Despite demonstrating clear drug-like properties (particularly ClogP), the molecules have not been analysed in another significant property indicative of the likelihood of observing drug-like behaviour: molecular weight. While molecular complexity offers the possibility of tighter target binding, it also decreases the chances of observing binding in any given target site. This is correlated with molecular weight, where it is estimated that each heavy atom added to the molecule increases the number of potential structures by a factor of 10.1 The chances of finding hit molecules is increased when screening molecules with lower molecular weight (due to better sampling of chemical space), albeit with potentially weaker binding (cf. fragment-based design).

The six CtD molecules displayed above lie in the molecular weight range of 353 to 505, outside of the optimal range of 200 to 350 for lead compounds, though within the boundaries of the Lipinski rule of 5 for drug-like molecules.

This approach is, of course, not limited to the derivatisation of the natural products or classes presented within this paper, but that similar structural modifications may be carried out on any readily available complex molecules to prepare diverse structures with drug-like properties.

1. A. Nadin, C. Hattotuwagama, I. Churcher Angew. Chem. Int. Ed. 2012, 51, 1114 and references 27-29 therein.

Solar-Driven Incorporation of Carbon Dioxide into α-Amino Ketones

Naoki Ishida, Yasuhiro Shimamoto, and Masahiro Murakami
Angew. Chem. Int. Ed.
DOI: 10.1002/anie.201206166

Preparation of cyclic carbonates by incorporation of CO2 into strained cyclic systems is well known and widely exploited. A standard synthesis of these compounds is through addition of epoxide into CO2 followed by ring expansion. Murakami and co-workers take a similar approach in cyclic carbonate synthesis in order to demonstrate a process involving 2 goals in green chemistry: CO2 incorporation, and sunlight activation.

The authors show that azetidine derivatives can be prepared from α-methylaminoketones through irradiation with sunlight alone.
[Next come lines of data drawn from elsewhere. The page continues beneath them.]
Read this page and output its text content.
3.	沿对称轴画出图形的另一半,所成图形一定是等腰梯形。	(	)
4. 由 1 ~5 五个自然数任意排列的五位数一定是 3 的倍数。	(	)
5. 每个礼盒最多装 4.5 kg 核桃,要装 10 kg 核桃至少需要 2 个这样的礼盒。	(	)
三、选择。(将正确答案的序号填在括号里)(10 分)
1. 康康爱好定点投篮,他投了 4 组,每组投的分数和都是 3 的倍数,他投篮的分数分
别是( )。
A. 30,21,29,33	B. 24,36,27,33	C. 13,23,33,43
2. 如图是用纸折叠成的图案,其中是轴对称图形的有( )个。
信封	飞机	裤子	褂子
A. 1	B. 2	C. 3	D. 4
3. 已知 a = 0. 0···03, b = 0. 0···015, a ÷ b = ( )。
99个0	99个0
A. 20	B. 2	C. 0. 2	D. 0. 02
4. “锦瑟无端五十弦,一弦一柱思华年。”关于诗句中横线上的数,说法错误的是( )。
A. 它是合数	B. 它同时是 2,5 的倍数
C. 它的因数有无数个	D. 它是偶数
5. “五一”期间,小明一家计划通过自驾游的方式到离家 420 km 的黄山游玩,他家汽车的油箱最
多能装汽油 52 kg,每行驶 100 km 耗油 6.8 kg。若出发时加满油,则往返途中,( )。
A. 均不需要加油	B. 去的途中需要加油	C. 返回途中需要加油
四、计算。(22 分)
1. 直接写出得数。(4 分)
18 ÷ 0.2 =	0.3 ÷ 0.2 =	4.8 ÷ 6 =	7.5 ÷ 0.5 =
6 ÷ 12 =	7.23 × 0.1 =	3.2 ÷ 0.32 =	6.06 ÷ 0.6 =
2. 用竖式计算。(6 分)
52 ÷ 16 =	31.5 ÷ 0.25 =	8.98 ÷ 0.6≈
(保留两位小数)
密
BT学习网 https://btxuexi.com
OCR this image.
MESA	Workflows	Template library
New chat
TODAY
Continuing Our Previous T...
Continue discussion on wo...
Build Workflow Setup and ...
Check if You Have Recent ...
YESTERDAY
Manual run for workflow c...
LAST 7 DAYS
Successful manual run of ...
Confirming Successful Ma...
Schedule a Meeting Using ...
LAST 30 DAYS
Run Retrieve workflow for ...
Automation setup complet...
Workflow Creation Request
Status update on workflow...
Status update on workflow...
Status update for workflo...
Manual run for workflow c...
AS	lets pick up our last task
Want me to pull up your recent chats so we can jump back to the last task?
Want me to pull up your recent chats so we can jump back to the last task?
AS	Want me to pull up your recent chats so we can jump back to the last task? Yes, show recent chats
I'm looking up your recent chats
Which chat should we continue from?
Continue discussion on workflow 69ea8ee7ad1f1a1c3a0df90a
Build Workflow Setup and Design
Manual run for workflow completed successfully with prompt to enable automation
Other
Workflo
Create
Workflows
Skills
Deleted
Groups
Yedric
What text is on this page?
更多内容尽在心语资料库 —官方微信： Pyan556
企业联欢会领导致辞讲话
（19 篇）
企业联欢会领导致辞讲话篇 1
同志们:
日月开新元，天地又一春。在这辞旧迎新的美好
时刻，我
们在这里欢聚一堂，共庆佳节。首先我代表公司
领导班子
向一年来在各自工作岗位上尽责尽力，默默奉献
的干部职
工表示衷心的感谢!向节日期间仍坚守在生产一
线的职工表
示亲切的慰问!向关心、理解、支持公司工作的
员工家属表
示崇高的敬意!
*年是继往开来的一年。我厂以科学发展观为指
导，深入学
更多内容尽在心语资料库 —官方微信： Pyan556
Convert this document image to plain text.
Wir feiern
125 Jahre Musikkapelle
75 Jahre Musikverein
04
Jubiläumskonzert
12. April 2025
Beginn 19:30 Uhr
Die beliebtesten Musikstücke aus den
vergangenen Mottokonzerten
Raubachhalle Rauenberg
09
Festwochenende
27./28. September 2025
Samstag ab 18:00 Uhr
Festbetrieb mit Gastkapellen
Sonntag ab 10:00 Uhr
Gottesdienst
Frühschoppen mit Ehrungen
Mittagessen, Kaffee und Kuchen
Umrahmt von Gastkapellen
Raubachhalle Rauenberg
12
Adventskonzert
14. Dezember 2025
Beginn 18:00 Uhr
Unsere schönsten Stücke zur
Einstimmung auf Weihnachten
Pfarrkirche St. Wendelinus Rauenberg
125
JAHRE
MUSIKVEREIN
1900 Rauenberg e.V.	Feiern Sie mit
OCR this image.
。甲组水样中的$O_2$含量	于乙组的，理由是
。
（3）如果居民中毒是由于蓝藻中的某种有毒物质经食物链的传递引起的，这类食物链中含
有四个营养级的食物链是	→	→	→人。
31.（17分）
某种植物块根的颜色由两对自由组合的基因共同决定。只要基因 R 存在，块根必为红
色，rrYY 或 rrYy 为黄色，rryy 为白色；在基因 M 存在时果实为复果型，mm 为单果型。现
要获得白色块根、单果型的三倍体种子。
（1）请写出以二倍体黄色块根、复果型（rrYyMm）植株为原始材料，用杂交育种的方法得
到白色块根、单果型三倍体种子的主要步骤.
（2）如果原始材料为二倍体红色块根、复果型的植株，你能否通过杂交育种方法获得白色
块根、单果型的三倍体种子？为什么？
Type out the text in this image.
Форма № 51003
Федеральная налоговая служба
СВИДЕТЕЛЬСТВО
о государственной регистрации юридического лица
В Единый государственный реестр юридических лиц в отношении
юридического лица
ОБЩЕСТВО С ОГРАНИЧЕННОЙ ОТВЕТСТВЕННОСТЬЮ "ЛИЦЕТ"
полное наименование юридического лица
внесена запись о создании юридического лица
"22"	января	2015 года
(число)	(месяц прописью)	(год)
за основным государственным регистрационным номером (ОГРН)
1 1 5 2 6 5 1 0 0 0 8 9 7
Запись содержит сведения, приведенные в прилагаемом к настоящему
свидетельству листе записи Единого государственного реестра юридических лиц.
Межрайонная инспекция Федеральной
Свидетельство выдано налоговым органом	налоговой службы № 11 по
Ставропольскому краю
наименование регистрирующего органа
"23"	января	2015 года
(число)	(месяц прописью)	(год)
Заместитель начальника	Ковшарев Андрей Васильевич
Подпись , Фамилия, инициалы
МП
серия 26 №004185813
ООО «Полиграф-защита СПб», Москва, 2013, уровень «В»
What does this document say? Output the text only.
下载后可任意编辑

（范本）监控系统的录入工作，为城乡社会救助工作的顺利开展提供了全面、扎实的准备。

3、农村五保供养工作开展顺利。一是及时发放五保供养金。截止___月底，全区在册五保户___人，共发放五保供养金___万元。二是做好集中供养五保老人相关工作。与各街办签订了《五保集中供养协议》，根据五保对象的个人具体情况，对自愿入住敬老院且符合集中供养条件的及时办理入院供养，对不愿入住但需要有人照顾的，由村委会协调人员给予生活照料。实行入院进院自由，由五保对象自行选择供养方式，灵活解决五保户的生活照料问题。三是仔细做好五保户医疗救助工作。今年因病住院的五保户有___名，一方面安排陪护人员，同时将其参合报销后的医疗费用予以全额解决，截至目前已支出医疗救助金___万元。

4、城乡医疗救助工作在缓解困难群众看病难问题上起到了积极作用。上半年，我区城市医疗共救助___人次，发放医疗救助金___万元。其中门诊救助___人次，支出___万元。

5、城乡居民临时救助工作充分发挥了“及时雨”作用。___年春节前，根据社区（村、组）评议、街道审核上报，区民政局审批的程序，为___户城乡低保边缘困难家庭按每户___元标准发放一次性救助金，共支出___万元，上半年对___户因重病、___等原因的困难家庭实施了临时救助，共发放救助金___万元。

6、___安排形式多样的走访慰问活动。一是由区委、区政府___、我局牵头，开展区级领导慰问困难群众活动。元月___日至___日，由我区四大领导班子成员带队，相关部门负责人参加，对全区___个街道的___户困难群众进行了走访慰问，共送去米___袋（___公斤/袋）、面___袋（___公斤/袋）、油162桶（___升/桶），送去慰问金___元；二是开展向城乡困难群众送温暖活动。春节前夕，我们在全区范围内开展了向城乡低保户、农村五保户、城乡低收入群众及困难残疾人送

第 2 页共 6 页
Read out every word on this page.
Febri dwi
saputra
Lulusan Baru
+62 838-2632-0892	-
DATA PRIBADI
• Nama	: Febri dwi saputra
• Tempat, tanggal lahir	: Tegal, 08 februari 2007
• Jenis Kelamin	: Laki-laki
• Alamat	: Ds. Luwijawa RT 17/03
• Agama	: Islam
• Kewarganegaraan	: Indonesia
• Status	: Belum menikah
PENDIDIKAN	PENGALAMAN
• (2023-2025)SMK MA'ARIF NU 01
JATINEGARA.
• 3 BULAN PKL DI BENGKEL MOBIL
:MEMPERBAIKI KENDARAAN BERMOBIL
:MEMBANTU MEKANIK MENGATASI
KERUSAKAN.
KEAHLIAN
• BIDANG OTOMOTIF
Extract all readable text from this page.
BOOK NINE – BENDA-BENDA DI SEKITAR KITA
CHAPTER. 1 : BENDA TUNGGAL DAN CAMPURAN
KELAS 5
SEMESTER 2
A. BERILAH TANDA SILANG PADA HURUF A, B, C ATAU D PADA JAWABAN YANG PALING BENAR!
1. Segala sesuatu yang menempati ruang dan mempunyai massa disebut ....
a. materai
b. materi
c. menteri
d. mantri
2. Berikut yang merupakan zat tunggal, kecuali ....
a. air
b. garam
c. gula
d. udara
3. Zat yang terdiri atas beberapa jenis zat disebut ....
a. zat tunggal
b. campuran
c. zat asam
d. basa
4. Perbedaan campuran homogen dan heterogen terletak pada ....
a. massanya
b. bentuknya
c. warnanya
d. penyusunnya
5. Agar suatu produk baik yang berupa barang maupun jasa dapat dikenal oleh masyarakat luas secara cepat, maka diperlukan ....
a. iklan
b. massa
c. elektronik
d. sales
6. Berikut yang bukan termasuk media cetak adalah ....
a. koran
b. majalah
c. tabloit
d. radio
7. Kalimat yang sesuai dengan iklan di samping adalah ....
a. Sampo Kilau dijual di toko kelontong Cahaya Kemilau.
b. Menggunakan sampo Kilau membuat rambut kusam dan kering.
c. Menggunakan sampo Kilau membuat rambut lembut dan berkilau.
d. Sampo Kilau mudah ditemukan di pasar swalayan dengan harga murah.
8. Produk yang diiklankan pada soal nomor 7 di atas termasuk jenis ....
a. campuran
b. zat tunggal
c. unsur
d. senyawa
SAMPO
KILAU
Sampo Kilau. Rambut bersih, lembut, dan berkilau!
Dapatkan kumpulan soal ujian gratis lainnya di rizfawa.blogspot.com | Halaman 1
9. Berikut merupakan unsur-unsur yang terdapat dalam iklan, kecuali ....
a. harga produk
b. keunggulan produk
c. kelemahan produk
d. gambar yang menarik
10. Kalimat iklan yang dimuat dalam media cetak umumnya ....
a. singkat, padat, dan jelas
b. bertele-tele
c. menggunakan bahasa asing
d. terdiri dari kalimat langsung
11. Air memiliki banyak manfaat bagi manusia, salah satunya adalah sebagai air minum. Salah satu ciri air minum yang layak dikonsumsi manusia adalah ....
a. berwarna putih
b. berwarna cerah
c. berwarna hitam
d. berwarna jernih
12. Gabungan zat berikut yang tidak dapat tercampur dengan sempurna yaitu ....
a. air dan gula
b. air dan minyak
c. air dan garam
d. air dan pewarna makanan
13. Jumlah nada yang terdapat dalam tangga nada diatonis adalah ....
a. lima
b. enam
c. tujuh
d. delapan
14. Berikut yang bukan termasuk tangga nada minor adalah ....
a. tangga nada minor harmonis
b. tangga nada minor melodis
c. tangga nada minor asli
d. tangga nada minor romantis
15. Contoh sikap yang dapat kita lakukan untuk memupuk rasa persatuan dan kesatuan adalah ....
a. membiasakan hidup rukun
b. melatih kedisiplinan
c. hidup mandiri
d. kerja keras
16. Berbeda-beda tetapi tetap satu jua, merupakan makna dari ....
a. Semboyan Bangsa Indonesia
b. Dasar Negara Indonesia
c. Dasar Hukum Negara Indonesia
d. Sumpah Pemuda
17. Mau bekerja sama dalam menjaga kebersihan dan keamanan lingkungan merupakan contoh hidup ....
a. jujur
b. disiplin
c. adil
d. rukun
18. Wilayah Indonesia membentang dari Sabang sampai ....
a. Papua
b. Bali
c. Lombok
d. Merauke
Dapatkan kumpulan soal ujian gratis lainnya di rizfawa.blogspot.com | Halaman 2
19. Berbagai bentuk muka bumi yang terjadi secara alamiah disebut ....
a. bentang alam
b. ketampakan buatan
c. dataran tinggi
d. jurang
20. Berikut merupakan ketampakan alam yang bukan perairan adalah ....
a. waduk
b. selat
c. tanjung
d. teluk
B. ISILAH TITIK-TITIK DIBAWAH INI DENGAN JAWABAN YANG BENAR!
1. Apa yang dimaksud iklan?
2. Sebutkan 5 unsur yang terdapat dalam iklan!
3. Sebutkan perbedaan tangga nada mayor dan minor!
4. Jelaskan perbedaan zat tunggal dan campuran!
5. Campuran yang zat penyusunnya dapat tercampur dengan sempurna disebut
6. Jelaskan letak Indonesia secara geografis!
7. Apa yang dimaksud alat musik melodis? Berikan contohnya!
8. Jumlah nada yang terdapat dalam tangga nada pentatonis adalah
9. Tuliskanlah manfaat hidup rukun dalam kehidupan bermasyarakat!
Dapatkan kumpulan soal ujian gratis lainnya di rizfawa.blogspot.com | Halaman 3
These high energy intermediates are relatively stable and their stored solar energy can be released in reaction with CO2 under mild conditions. The reaction can tolerate various aryl groups, but chain length is fixed as a hydroxypyrrolidine derivative is too stable to undergo ring opening.

Substitution of Two Fluorine Atoms in a Trifluoromethyl Group: Regioselective Synthesis of 3-Fluoropyrazoles

Kohei Fuchibe, Masaki Takahashi, and Junji Ichikawa
Angew. Chem. Int. Ed.
DOI: 10.1002/anie.201206946

We don’t often consider the trifluoromethyl group as a reactive centre. But it is, of course, a highly polarised moiety and, under the right conditions, fluoride can act as a competent leaving group. Ichikawa and coworkers employ hydrazines as nucleophiles in two successive displacements of fluoride from vinyl trifluoromethyl adducts to give 3-fluoropyrazole scaffolds.

After testing other possible reaction pathways, they postulate that the reactive intermediate in the cyclisation step, after loss of the tosyl anion, is an azomethine ylide.